I opened my eyes. His love was as present as it had ever been, hard with ardor and tender with adoration.

“I love you.” My words seemed insufficiently poetic. “I love you so much. And I want to kiss you but I shouldn’t.”

He spread his hand over my neck, exerting a slight pressure toward him. He wanted that kiss. I wanted that kiss. That exchange of sensation in the most sensitive parts of our body.


I spun around. Gabby was in bear crawl position. Hands on the floor, knees straight, feet leveraged on the linoleum floor.

“Gabby! Stop!”

I went for her but a single syllable from Jonathan held me.

“Wait!” He barked in a fragile voice that hadn’t sounded as brittle a second before. I looked back at him. What his voice couldn’t impart, his raised hand did. “Just wait.”

Gabby’s hands left the floor and she stood as she always did. She wouldn’t be crawling over to us. That was good.

“Wait,” Jonathan said again as if he knew. As if his heart could see into his daughter’s intentions.

She moved one foot forward tenuously.

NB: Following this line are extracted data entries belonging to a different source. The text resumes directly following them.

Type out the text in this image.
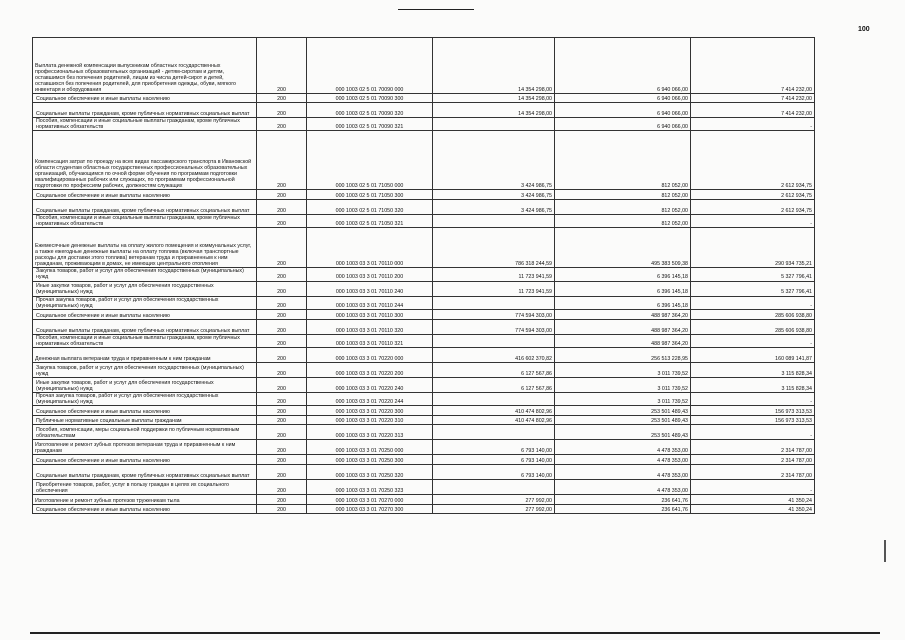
100
Выплата денежной компенсации выпускникам областных государственных профессиональных образовательных организаций - детям-сиротам и детям, оставшимся без попечения родителей, лицам из числа детей-сирот и детей, оставшихся без попечения родителей, для приобретения одежды, обуви, мягкого инвентаря и оборудования	200	000 1003 02 5 01 70090 000	14 354 298,00	6 940 066,00	7 414 232,00
Социальное обеспечение и иные выплаты населению	200	000 1003 02 5 01 70090 300	14 354 298,00	6 940 066,00	7 414 232,00
Социальные выплаты гражданам, кроме публичных нормативных социальных выплат	200	000 1003 02 5 01 70090 320	14 354 298,00	6 940 066,00	7 414 232,00
Пособия, компенсации и иные социальные выплаты гражданам, кроме публичных нормативных обязательств	200	000 1003 02 5 01 70090 321		6 940 066,00	-
Компенсация затрат по проезду на всех видах пассажирского транспорта в Ивановской области студентам областных государственных профессиональных образовательных организаций, обучающимся по очной форме обучения по программам подготовки квалифицированных рабочих или служащих, по программам профессиональной подготовки по профессиям рабочих, должностям служащих	200	000 1003 02 5 01 71050 000	3 424 986,75	812 052,00	2 612 934,75
Социальное обеспечение и иные выплаты населению	200	000 1003 02 5 01 71050 300	3 424 986,75	812 052,00	2 612 934,75
Социальные выплаты гражданам, кроме публичных нормативных социальных выплат	200	000 1003 02 5 01 71050 320	3 424 986,75	812 052,00	2 612 934,75
Пособия, компенсации и иные социальные выплаты гражданам, кроме публичных нормативных обязательств	200	000 1003 02 5 01 71050 321		812 052,00	-
Ежемесячные денежные выплаты на оплату жилого помещения и коммунальных услуг, а также ежегодные денежные выплаты на оплату топлива (включая транспортные расходы для доставки этого топлива) ветеранам труда и приравненным к ним гражданам, проживающим в домах, не имеющих центрального отопления	200	000 1003 03 3 01 70110 000	786 318 244,59	495 383 509,38	290 934 735,21
Закупка товаров, работ и услуг для обеспечения государственных (муниципальных) нужд	200	000 1003 03 3 01 70110 200	11 723 941,59	6 396 145,18	5 327 796,41
Иные закупки товаров, работ и услуг для обеспечения государственных (муниципальных) нужд	200	000 1003 03 3 01 70110 240	11 723 941,59	6 396 145,18	5 327 796,41
Прочая закупка товаров, работ и услуг для обеспечения государственных (муниципальных) нужд	200	000 1003 03 3 01 70110 244		6 396 145,18	-
Социальное обеспечение и иные выплаты населению	200	000 1003 03 3 01 70110 300	774 594 303,00	488 987 364,20	285 606 938,80
Социальные выплаты гражданам, кроме публичных нормативных социальных выплат	200	000 1003 03 3 01 70110 320	774 594 303,00	488 987 364,20	285 606 938,80
Пособия, компенсации и иные социальные выплаты гражданам, кроме публичных нормативных обязательств	200	000 1003 03 3 01 70110 321		488 987 364,20	-
Денежная выплата ветеранам труда и приравненным к ним гражданам	200	000 1003 03 3 01 70220 000	416 602 370,82	256 513 228,95	160 089 141,87
Закупка товаров, работ и услуг для обеспечения государственных (муниципальных) нужд	200	000 1003 03 3 01 70220 200	6 127 567,86	3 011 739,52	3 115 828,34
Иные закупки товаров, работ и услуг для обеспечения государственных (муниципальных) нужд	200	000 1003 03 3 01 70220 240	6 127 567,86	3 011 739,52	3 115 828,34
Прочая закупка товаров, работ и услуг для обеспечения государственных (муниципальных) нужд	200	000 1003 03 3 01 70220 244		3 011 739,52	-
Социальное обеспечение и иные выплаты населению	200	000 1003 03 3 01 70220 300	410 474 802,96	253 501 489,43	156 973 313,53
Публичные нормативные социальные выплаты гражданам	200	000 1003 03 3 01 70220 310	410 474 802,96	253 501 489,43	156 973 313,53
Пособия, компенсации, меры социальной поддержки по публичным нормативным обязательствам	200	000 1003 03 3 01 70220 313		253 501 489,43	-
Изготовление и ремонт зубных протезов ветеранам труда и приравненным к ним гражданам	200	000 1003 03 3 01 70250 000	6 793 140,00	4 478 353,00	2 314 787,00
Социальное обеспечение и иные выплаты населению	200	000 1003 03 3 01 70250 300	6 793 140,00	4 478 353,00	2 314 787,00
Социальные выплаты гражданам, кроме публичных нормативных социальных выплат	200	000 1003 03 3 01 70250 320	6 793 140,00	4 478 353,00	2 314 787,00
Приобретение товаров, работ, услуг в пользу граждан в целях их социального обеспечения	200	000 1003 03 3 01 70250 323		4 478 353,00	-
Изготовление и ремонт зубных протезов труженикам тыла	200	000 1003 03 3 01 70270 000	277 992,00	236 641,76	41 350,24
Социальное обеспечение и иные выплаты населению	200	000 1003 03 3 01 70270 300	277 992,00	236 641,76	41 350,24
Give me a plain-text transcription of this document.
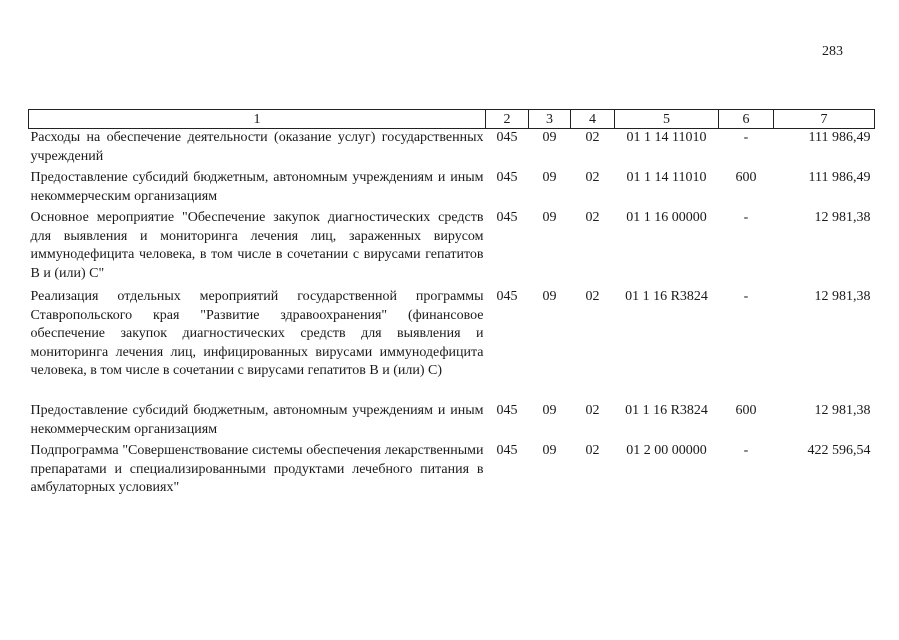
283
1	2	3	4	5	6	7
Расходы на обеспечение деятельности (оказание услуг) государственных учреждений	045	09	02	01 1 14 11010	-	111 986,49
Предоставление субсидий бюджетным, автономным учреждениям и иным некоммерческим организациям	045	09	02	01 1 14 11010	600	111 986,49
Основное мероприятие "Обеспечение закупок диагностических средств для выявления и мониторинга лечения лиц, зараженных вирусом иммунодефицита человека, в том числе в сочетании с вирусами гепатитов В и (или) С"	045	09	02	01 1 16 00000	-	12 981,38
Реализация отдельных мероприятий государственной программы Ставропольского края "Развитие здравоохранения" (финансовое обеспечение закупок диагностических средств для выявления и мониторинга лечения лиц, инфицированных вирусами иммунодефицита человека, в том числе в сочетании с вирусами гепатитов В и (или) С)	045	09	02	01 1 16 R3824	-	12 981,38
Предоставление субсидий бюджетным, автономным учреждениям и иным некоммерческим организациям	045	09	02	01 1 16 R3824	600	12 981,38
Подпрограмма "Совершенствование системы обеспечения лекарственными препаратами и специализированными продуктами лечебного питания в амбулаторных условиях"	045	09	02	01 2 00 00000	-	422 596,54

I gasped.

Arms out, she took another step.

“Daddy!” She waved to him with her fat little fingers. Another step. More confident.

I crouched down and held my arms out.

“Come on,” I said.

She took another, picking her foot up a little more. Looking up at her father to make sure she was okay. Another step. So close.

“One more,” Jonathan said. “Go ahead, little girl.”

One more turned into two and she fell into my arms.

The cheer from the three of us brought the doctors and nurses in like an invading army.

I didn’t try to hide his proximity to his daughter. Instead, I leaned down so he could give her the high-five she so richly deserved.

I never doubted he could love us with an artificial heart, but seeing his face as he touched his daughter’s hand, I knew he didn’t doubt it either. He’d love us as much as he ever did for the rest of his long, long life.


My name is Monica Faulkner-Drazen.

I am an artist.

I will make music until my heart is empty, then I will fill it again. To do any less is to cheat myself and my family of my full humanity.

I am mother to my child.

I will protect her from harm. I will nurture her to womanhood. She will be resilient and tender. Compassionate and strong. She will know her worth and demand that everyone around her be worth the same. She will be a warrior because I am a warrior.

I am Jonathan’s mate.

I will protect him from harm. I will give him everything he needs and more. I will submit to him and partner with him. Care for him and let him care for me. I will speak my mind and listen to him with an open heart because to do any less is to cheat him of my own love. I will accept his love for the prize it is, never take it for granted, never reject it or find it insufficient.

My name is Monica Faulkner-Drazen.

I stand nearly six feet tall in bare feet, but with my family, I can reach the clouds.

Jonathan is the sky. I am the sea. Our daughter is the horizon that cements us together.